ALORS QU' en présence d'une disposition expresse et non équivoque du contrat de prêt d'une somme d'argent excluant la nécessité de la délivrance d'une mise en demeure, en cas de défaillance de l'emprunteur, préalablement à la déchéance du terme, celle-ci intervient du seul fait d'une telle défaillance ; qu'en l'espèce, ainsi que l'a relevé la cour d'appel, l'article 16 du prêt immobilier du 18 août 2009 indiquait sous l'intitulé « exigibilité immédiate » que « les sommes dues seront de plein droit et immédiatement exigibles dans l'un quelconque des cas suivants. Pour s'en prévaloir, le prêteur en avertira l'emprunteur par simple courrier : si l'emprunteur est en retard de plus de trente jours avec le paiement d'un terme en principal, intérêts ou accessoires du présent prêt » ; qu'en retenant qu'une telle stipulation ne dispensait pas le CIC Est de l'obligation de délivrer à la SCI LMD une mise en demeure préalable au prononcé de la déchéance du terme, la cour d'appel a violé les articles 1134, 1147 et 1184 du code civil, dans leur rédaction antérieure à celle issue de l'ordonnance n° 2016-131 du 10 février 2016.

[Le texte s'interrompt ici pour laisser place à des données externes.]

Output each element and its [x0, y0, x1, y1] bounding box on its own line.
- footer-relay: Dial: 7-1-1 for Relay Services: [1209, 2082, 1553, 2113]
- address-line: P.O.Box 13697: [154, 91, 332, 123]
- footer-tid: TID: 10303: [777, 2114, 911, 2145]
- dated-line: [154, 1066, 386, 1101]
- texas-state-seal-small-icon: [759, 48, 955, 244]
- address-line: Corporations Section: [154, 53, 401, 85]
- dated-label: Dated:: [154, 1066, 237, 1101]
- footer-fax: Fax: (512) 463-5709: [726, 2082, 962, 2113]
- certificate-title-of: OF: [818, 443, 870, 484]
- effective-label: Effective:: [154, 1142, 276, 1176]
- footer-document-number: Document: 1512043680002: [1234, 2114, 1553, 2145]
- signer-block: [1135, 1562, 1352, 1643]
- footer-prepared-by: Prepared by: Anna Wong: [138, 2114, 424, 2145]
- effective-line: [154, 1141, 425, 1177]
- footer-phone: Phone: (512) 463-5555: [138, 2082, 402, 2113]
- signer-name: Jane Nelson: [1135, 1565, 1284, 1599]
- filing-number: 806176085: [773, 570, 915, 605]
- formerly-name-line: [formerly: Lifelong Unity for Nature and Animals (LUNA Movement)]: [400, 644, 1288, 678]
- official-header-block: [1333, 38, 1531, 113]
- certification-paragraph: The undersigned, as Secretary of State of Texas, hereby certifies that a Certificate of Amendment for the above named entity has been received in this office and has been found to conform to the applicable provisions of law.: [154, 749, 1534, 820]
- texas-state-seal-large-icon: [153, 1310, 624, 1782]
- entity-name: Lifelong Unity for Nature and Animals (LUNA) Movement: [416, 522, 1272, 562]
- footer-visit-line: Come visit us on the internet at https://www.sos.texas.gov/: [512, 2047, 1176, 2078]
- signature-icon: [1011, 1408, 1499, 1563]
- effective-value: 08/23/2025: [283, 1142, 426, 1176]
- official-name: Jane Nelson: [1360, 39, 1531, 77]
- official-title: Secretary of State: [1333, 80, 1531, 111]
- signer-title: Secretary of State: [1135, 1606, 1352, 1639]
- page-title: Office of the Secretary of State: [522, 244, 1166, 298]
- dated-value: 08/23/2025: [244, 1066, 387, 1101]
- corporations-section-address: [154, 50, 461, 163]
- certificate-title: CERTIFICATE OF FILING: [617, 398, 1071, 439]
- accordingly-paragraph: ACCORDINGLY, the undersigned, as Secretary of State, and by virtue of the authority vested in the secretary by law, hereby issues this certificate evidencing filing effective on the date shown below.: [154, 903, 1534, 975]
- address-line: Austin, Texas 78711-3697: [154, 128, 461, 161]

TROISIEME MOYEN DE CASSATION

Le CIC Est fait grief à l'arrêt infirmatif attaqué d'AVOIR déclaré irrecevable comme nouvelle la demande formulée à titre subsidiaire, pour la première fois en cause d'appel, tendant à la condamnation de Mme [R] au paiement des échéances impayées du prêt immobilier consenti par lui le 18 août 2009 ;

1) ALORS QUE sont recevables les demandes présentées pour la première fois en cause d'appel qui sont l'accessoire, la conséquence ou le complément nécessaire des prétentions soumises au premier juge ; que la demande tendant au paiement des mensualités échues d'un prêt, en ce qu'elle est virtuellement comprise dans la demande tendant au paiement du capital de ce prêt, en constitue le complément nécessaire ; qu'en l'espèce, en énonçant, pour déclarer irrecevable la demande du CIC Est formée à titre subsidiaire, pour la première fois en cause d'appel, tendant au paiement des échéances impayées du prêt immobilier, qu'elle n'était ni l'accessoire, ni la conséquence, ni le complément de sa demande de remboursement du capital restant dû au titre de ce prêt par suite de sa résiliation, formulée en première instance, la cour d'appel a violé l'article 566 du code de procédure civile ;



2) ALORS, EN TOUTE HYPOTHESE, QUE sont recevables les demandes reconventionnelles présentées pour la première fois en cause d'appel ; qu'en l'espèce, Mme [R] sollicitait, pour la première fois devant la cour d'appel, l'absence d'exigibilité de la créance invoquée par le CIC Est au titre du capital du prêt immobilier restant dû, en raison d'un défaut de mise en demeure préalable ; qu'en déclarant irrecevable la demande du CIC Est formée à titre subsidiaire, pour la première fois en cause d'appel, tendant au paiement des échéances impayées du prêt immobilier, en ce qu'elle n'était ni l'accessoire, ni la conséquence, ni le complément de sa demande de remboursement du capital restant dû, sans rechercher s'il ne s'agissait pas d'une demande reconventionnelle à celle ainsi nouvellement formée par Mme [D] [R], qu'elle avait déclarée recevable, la cour d'appel a privé sa décision de base légale au regard de l'article 567 du code de procédure civile.